リナ :あなたの仲間の能力、教えてくれるかしら?
かりん :……ぬがすなり殺すなり、好きにしろ!
リナ :仕方ないわね。こうなったら……。
はるひ :ま、まさか、あれをやるんですの……?
G M:そこに、マイクを通して涼しげな声が聞こえてきます。
浅丘の声 :うーん。浮き輪を手放したのは計算外だったっすね。
かりん :きょーちゃん!
リナ :んふふ。高見の見物とは、いいご身分ね。
浅丘の声 :ボクの大切な仲間を助けてくれて、ありがとうございます。
G M:ゆうすけは、浅丘の声に底知れない軽薄さを感じます。
そして、こいつだけは絶対に信用してはいけないという確信を抱きました。
ゆうすけ :どの口が言ってるんだ!!?
浅丘の声 :え? もちろん、ボクのこの口っすけど。
ゆうすけ :……お前らの中に、探知系の能力者はいるのか?
浅丘の声 :いるっすけど、沈んだ味方の位置を探る能力じゃないっすよ。
ゆうすけ :最初から使い捨てる気だったってことか……。
浅丘の声 :あ、そういや、それもう要らないんで、好きにしていいっすよ。
ゆうすけ :……!?
かりん :きょーちゃん……。
リナ :話は平行線ね。今日はもう遅いんだけど、とりあえず、これ持って帰ってもいいの?

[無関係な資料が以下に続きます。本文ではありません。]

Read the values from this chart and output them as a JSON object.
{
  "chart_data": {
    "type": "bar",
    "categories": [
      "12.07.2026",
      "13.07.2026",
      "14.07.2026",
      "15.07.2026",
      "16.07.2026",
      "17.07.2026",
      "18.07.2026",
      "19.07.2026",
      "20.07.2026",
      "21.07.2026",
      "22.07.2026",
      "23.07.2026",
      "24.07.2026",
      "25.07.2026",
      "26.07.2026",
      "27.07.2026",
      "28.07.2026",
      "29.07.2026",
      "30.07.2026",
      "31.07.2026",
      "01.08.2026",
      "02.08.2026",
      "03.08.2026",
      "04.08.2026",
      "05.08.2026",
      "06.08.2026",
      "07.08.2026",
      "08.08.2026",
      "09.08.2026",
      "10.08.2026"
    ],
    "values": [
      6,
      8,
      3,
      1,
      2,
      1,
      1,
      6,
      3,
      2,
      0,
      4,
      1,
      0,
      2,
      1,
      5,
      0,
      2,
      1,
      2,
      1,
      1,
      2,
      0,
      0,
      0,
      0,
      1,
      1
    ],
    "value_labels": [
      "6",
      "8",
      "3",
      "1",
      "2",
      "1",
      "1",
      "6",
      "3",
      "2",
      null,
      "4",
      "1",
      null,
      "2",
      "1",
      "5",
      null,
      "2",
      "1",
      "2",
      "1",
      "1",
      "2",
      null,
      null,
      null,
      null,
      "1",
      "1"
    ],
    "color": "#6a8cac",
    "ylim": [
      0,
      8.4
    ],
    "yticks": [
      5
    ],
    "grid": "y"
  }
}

浅丘の声 :もちろんいいっすよ。そんなの置いてかれても使えないんで。
かりん :……。
G M:かりんは、今にも泣き出しそうです。
リナ :……多数決はダメだって言われてるんだけどね。
はるひ :?
リナ :あの浅丘ってのがリーダー失格だと思う人、手を挙げなさい。
G M:自らも軽く挙手しながら、リナが宣言します。
ましろはそれを見てゆっくりと手を挙げ、はるひとアキラもそれに続きます。
最後に、ゆうすけも大きく右手を挙げました。
ゆうすけ :あいつだけは、ぶん殴らないと気が済みそうにない。
G M:ゆうすけは、挙げていた右手を強く握ります。
浅丘の声 :そうっすか。遠慮は要らないんで、気が済むまで殴ってほしいっすね。
なんなら、ボクの大切な仲間を代わりに殴ってもらってもいいっすよ。
リナ :満場一致ね。日が変わろうと、全力でぶっ潰すわよ。
ましろ :もういいだろ。せめて、あいつがどこにいるか教えろ。
かりん :……コントロール・ルーム……。
G M:涙を流しながら、消え入りそうな声でかりんがつぶやきます。
浅丘の声 :……えっ!?
G M:そして、今までよりもずっと小さい声でしたが、
マイクを通して、浅丘の驚きの声が確かに聞こえました。
はるひ :おーっほっほっ! あっさりうらぎられましたわね! いいきみですわ!
アキラ :……。
ゆうすけ :……お前だけは、絶対に許さないからな!!!
G M:ゆうすけは天井に向かって叫びますが、浅丘の返事は聞こえません。
その頃、あやめ幼稚園とれいめい幼稚園の両者にとって、
想定外の事態が起ころうとしていました。